I arched my back as my nails dug into his back and scraped up his skin as I came with a loud whimper and Simon’s name on my lips.

I felt his cock jerk inside of me as he came with me and I collapsed on top of him, shoving my face into his neck.

I almost broke down and started sobbing when I felt our souls begin to unravel and move away from each other. I took in a shuddering breath and released it, allowing my soul to sink back into my body and I let his go without digging my claws into it and never letting go like I wanted to.

I had to remind myself that it’d never be that far from mine because we were tied together permanently for all of eternity and that was enough to calm that clingy, needy thing inside of me that was screaming he was ours and not to let go.

Simon stood up in the tub with me still in his arms and wrapped around him. He stepped out of the tub and wrapped a towel around my body.

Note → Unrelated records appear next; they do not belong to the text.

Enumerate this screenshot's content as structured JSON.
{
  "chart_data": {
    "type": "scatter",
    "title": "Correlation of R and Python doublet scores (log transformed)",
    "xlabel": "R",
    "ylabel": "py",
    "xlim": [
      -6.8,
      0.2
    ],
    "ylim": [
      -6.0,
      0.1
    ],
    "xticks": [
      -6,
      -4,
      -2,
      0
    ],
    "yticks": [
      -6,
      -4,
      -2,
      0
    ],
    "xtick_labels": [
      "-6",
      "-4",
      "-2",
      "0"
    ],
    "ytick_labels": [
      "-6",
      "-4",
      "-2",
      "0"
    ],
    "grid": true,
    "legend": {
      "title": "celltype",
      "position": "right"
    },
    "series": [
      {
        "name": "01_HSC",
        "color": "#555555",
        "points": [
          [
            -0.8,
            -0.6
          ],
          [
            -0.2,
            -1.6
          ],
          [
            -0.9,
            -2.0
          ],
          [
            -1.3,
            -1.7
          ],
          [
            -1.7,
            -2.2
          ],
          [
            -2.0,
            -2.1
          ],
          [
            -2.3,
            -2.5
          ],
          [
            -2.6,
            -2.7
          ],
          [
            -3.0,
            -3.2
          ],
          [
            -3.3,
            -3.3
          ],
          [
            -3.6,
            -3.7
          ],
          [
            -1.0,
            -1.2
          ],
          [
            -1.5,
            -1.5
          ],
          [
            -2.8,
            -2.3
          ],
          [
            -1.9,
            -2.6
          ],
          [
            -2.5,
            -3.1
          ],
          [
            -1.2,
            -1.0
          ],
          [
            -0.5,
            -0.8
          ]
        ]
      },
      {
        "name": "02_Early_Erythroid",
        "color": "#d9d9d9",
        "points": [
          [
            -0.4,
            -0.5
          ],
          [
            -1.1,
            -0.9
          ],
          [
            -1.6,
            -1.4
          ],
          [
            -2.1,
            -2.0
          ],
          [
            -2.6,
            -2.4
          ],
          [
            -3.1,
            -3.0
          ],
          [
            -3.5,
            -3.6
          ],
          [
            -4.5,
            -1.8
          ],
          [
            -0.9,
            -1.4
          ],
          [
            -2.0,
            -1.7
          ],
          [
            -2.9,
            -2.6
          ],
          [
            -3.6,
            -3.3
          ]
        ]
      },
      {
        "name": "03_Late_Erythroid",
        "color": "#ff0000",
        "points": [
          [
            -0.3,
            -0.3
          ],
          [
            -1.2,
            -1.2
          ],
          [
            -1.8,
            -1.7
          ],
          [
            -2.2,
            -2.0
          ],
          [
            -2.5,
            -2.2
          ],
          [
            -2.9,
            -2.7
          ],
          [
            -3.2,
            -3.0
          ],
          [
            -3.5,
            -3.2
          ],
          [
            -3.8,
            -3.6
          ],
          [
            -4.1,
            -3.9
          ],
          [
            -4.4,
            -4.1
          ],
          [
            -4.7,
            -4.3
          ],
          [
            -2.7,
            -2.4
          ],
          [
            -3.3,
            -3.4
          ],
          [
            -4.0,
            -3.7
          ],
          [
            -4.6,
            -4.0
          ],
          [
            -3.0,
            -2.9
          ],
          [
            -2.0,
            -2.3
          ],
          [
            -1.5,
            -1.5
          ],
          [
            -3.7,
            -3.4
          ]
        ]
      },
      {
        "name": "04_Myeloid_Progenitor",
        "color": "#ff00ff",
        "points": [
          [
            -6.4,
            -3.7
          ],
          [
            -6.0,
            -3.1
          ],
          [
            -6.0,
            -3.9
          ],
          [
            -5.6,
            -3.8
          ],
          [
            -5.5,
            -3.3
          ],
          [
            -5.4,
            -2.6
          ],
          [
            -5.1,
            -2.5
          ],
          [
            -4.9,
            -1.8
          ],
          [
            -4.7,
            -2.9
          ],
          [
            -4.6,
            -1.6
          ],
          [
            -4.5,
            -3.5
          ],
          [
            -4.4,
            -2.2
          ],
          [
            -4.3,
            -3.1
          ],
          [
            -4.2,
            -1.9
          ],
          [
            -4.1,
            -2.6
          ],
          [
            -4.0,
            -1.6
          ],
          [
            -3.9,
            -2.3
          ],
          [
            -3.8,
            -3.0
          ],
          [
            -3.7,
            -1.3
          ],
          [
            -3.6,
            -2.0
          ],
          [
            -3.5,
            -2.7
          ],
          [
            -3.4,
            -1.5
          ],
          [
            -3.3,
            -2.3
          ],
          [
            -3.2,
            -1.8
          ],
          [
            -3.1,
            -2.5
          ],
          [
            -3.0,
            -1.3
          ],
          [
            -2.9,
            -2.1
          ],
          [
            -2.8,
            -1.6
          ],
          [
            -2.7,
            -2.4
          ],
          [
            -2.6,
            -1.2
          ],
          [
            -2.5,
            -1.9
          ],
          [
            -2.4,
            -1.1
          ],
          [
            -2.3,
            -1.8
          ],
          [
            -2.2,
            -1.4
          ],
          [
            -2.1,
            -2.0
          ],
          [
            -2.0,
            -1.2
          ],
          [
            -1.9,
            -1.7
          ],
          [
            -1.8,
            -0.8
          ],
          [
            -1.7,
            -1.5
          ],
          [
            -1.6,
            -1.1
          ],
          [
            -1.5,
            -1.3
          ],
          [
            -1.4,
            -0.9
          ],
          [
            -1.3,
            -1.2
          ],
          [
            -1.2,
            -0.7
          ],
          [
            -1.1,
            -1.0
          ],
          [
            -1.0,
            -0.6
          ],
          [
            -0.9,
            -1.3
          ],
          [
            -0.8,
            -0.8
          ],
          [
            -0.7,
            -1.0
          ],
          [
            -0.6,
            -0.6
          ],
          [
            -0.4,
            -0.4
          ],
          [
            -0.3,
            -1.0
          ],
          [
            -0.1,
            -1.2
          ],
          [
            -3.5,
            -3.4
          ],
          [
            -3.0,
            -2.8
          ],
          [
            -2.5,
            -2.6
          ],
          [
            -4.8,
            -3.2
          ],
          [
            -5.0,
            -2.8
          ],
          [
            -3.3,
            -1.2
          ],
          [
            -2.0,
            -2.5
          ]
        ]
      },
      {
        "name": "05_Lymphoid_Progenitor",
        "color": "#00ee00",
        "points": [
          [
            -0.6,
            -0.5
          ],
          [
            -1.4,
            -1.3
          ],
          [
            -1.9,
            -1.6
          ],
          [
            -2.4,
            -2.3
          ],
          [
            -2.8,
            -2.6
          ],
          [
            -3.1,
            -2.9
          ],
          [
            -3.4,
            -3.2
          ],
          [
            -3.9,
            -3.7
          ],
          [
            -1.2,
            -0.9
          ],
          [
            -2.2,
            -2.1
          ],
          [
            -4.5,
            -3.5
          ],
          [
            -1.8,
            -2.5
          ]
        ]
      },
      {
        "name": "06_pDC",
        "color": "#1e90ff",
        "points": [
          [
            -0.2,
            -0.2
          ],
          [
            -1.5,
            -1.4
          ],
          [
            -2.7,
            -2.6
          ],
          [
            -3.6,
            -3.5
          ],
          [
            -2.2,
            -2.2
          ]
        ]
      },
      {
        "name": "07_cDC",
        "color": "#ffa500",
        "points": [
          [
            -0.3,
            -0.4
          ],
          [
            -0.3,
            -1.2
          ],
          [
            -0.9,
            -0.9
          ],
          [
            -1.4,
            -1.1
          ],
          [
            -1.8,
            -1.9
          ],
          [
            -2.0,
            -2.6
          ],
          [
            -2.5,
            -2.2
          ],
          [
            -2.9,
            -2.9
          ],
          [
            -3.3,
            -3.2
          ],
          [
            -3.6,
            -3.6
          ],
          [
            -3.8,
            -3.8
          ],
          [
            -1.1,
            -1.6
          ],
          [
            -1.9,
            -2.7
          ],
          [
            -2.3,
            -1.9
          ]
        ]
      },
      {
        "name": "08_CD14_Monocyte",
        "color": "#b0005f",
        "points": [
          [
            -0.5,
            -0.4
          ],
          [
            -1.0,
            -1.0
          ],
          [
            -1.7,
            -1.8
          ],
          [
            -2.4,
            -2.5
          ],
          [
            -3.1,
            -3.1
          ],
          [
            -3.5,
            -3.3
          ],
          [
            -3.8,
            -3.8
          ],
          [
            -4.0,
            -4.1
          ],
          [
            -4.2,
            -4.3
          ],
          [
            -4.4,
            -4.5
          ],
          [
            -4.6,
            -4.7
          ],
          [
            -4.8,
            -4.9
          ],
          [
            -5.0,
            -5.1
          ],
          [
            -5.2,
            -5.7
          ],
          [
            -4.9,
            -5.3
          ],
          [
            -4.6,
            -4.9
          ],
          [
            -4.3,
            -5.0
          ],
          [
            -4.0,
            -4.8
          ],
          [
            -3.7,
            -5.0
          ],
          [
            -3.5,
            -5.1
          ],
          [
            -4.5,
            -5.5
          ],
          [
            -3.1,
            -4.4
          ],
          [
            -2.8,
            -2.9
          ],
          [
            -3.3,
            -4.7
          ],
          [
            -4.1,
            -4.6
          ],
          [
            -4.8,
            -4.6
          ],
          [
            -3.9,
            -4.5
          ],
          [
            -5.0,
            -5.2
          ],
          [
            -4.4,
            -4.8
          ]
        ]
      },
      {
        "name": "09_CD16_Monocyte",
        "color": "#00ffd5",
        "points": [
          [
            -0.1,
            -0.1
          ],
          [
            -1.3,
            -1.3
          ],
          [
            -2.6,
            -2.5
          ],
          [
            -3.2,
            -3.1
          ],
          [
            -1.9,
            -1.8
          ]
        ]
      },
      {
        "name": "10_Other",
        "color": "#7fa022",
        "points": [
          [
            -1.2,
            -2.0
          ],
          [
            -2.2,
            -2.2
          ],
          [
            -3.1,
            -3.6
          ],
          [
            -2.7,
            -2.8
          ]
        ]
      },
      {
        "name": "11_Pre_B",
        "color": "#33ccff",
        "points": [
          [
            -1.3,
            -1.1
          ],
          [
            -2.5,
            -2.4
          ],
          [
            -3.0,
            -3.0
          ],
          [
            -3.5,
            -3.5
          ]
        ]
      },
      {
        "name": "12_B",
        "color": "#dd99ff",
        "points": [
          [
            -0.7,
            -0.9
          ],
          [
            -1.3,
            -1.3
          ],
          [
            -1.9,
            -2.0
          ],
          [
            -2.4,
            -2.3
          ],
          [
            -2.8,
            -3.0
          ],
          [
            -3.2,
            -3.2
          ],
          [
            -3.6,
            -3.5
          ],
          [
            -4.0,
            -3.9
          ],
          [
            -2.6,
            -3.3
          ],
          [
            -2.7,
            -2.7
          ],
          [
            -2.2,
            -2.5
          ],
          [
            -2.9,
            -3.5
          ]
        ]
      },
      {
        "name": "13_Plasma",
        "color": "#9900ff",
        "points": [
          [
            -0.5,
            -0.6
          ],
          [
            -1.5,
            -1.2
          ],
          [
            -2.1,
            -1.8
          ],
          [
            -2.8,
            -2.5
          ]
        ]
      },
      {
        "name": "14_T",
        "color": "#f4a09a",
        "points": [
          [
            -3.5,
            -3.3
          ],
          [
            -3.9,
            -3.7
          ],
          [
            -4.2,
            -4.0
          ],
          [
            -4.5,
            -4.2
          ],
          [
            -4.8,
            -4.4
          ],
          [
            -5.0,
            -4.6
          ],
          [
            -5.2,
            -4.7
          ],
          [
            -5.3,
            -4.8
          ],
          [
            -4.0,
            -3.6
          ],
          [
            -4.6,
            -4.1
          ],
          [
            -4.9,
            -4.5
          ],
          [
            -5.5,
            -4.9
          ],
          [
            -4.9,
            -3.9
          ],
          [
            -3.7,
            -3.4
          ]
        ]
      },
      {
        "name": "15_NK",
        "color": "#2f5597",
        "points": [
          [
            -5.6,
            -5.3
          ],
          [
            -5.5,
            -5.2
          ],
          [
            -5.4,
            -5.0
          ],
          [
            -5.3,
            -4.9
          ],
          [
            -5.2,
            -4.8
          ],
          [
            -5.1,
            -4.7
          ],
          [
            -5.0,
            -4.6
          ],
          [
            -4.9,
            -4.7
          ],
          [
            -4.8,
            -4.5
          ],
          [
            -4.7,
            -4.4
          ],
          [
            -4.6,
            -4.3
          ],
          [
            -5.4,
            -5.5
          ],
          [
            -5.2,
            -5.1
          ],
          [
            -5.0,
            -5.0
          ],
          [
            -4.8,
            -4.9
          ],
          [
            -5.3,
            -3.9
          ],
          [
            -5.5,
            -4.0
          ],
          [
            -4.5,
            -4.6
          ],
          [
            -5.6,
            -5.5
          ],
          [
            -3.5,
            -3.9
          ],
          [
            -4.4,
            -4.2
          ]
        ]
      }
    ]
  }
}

My boy laid limp in his arms, all of the energy having been drained right out of me.

“I got you, Ariel. Sleep. I’ll take care of you.”

I wanted to fight against his words and my body’s sudden need for sleep but the immense heat he was giving off and the safety of his arms was doing strange things to me and lulling me to sleep.

“Love you, Simon,” I murmured.

He murmured something back but I was too tired to make out the words. I didn’t need to hear Simon say he loved me back, not when he was a part of my very soul. That feeling of belonging to someone else wasn’t ever going anywhere and I already knew he loved me.